Tuesday, April 03, 2012



Missing the point on dual candidacy

Over on Public Address, Graeme Edgeler has a piece arguing for the elimination of dual candidacy. Not for the usual reason of "zombie MPs" - he's perfectly comfortable with them - but in pursuit of "strong local representation":

And I think [Vote for Change's Jordan Williams is] right. The tendency may not be great, but it is a factor. We've never had (under MMP or FPP) the Westminster tradition of crossing the floor (I don't think government backbenchers in New Zealand have ever taken out newspaper advertisements opposing government policy, for example), so the effect might not be as great, but it could manifest itself in other ways. But maybe under first past the post – out of fear of losing their jobs, with no plan B – local MPs in marginal or somewhat marginal electorates were more likely to more forcefully put their constituents' views in caucus, and were able to forestall unpopular changes, or obtain concessions. It certainly seems likely that an MP who, if they lost their electorate, would be out of a job, would take that part of the representative function more seriously.
Note that this isn't "strong local representation" in the sense of MP's doing constituency work for their constituents - because they all do that, regardless of their method of election. It's "strong local representation" in the sense of more independent MPs and weaker parties.
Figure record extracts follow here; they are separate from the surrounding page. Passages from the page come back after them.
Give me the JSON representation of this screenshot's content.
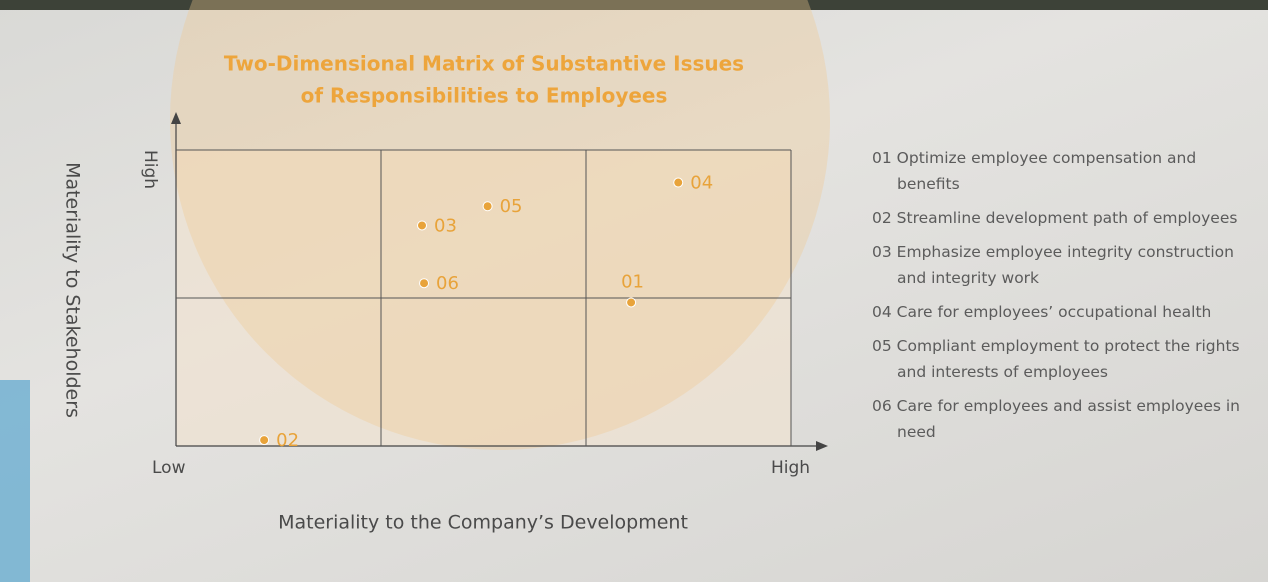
{
  "chart_data": {
    "type": "scatter",
    "title": [
      "Two-Dimensional Matrix of Substantive Issues",
      "of Responsibilities to Employees"
    ],
    "x_label": "Materiality to the Company’s Development",
    "y_label": "Materiality to Stakeholders",
    "color": "#e8a33a",
    "xlim": [
      0,
      3
    ],
    "ylim": [
      0,
      2
    ],
    "xticks": [
      {
        "value": 0,
        "label": "Low"
      },
      {
        "value": 1,
        "label": null
      },
      {
        "value": 2,
        "label": null
      },
      {
        "value": 3,
        "label": "High"
      }
    ],
    "yticks": [
      {
        "value": 1,
        "label": null
      },
      {
        "value": 2,
        "label": "High"
      }
    ],
    "grid": true,
    "points": [
      {
        "label": "01",
        "x": 2.22,
        "y": 0.97,
        "description": "Optimize employee compensation and benefits"
      },
      {
        "label": "02",
        "x": 0.43,
        "y": 0.04,
        "description": "Streamline development path of employees"
      },
      {
        "label": "03",
        "x": 1.2,
        "y": 1.49,
        "description": "Emphasize employee integrity construction and integrity work"
      },
      {
        "label": "04",
        "x": 2.45,
        "y": 1.78,
        "description": "Care for employees’ occupational health"
      },
      {
        "label": "05",
        "x": 1.52,
        "y": 1.62,
        "description": "Compliant employment to protect the rights and interests of employees"
      },
      {
        "label": "06",
        "x": 1.21,
        "y": 1.1,
        "description": "Care for employees and assist employees in need"
      }
    ]
  }
}
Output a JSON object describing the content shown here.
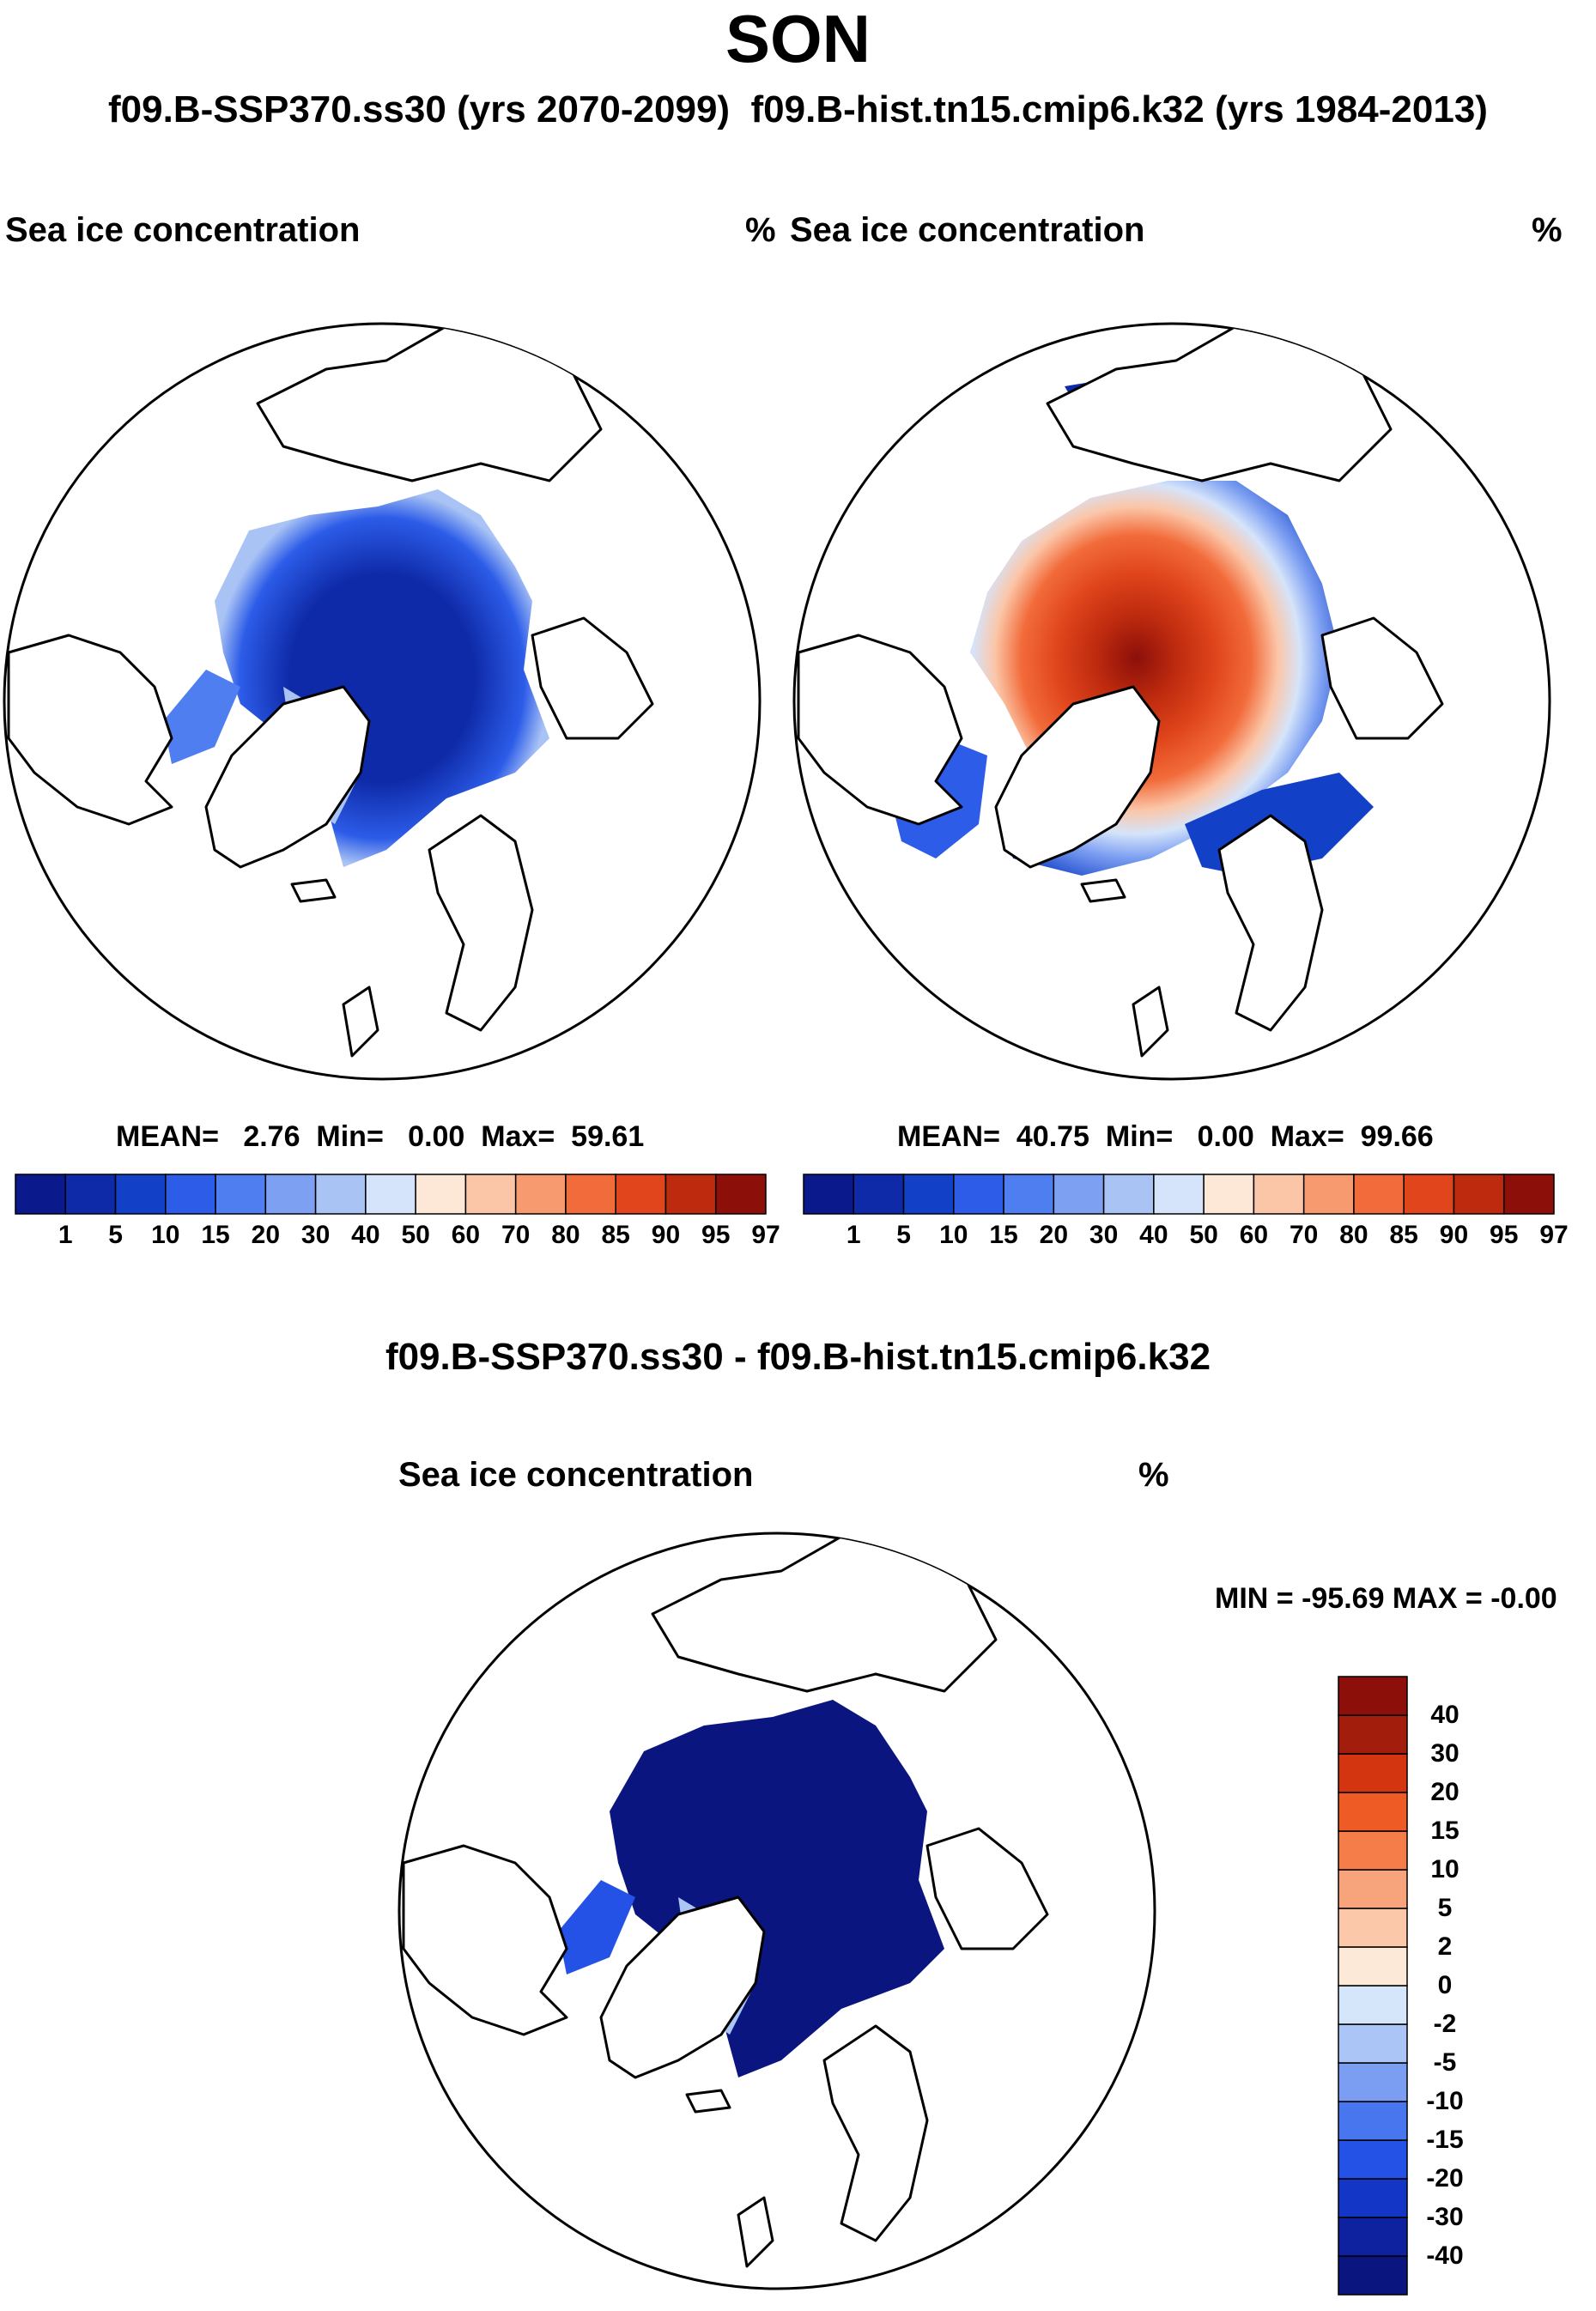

The problem is that we've never had this under FPP, even in the sense of advocacy-inside-caucus Graeme describes. The 80's and 90's, where unpopular changes were rammed through regardless, prove that. Part of the reason is that parties have strong internal rules against dissent. Part of it is that New Zealand voters vote for parties, not individual MPs (how many de-selected former MPs have been successful running against their own party outside of a mid-term by-election? Bugger-all). But part of it is also because they don't just choose list candidates, but electorate ones as well. The result is that an electorate candidate is just as much a slave of the party as a list candidate. Display loyalty, and you get to contest a winnable seat. Don't rock the boat, and you get re-selected. Cause trouble, and you end up like Brian Connell or Brian Neeson (and those examples are from National, which is more democratic than most). So eliminating dual candidacy doesn't seem likely to achieve the desired effect, while having significant costs (and not just to minor parties. Dual candidacy means more and stronger competition for electorates, which directly benefits voters).

Napoleon once said "if you want to take Vienna, take Vienna". In this case, its "if you want to weaken parties, weaken parties". Dual candidacy is an inefficient means of doing this. There are far more direct mechanisms to achieve that goal, without incurring the costs of single candidacy. Open lists is one. But the best seems to be simply taking away the power of party bosses to choose candidates. And the way to do that is by a stronger requirement for democratic candidate selection, both for the list and in electorates. Let party members vote, and choose for themselves whether they want yes-men or boat-rockers. Its a democratic solution, which lets voters find the level of independence we want, rather than having someone else's model of how independent an electorate MP "should" be imposed on us.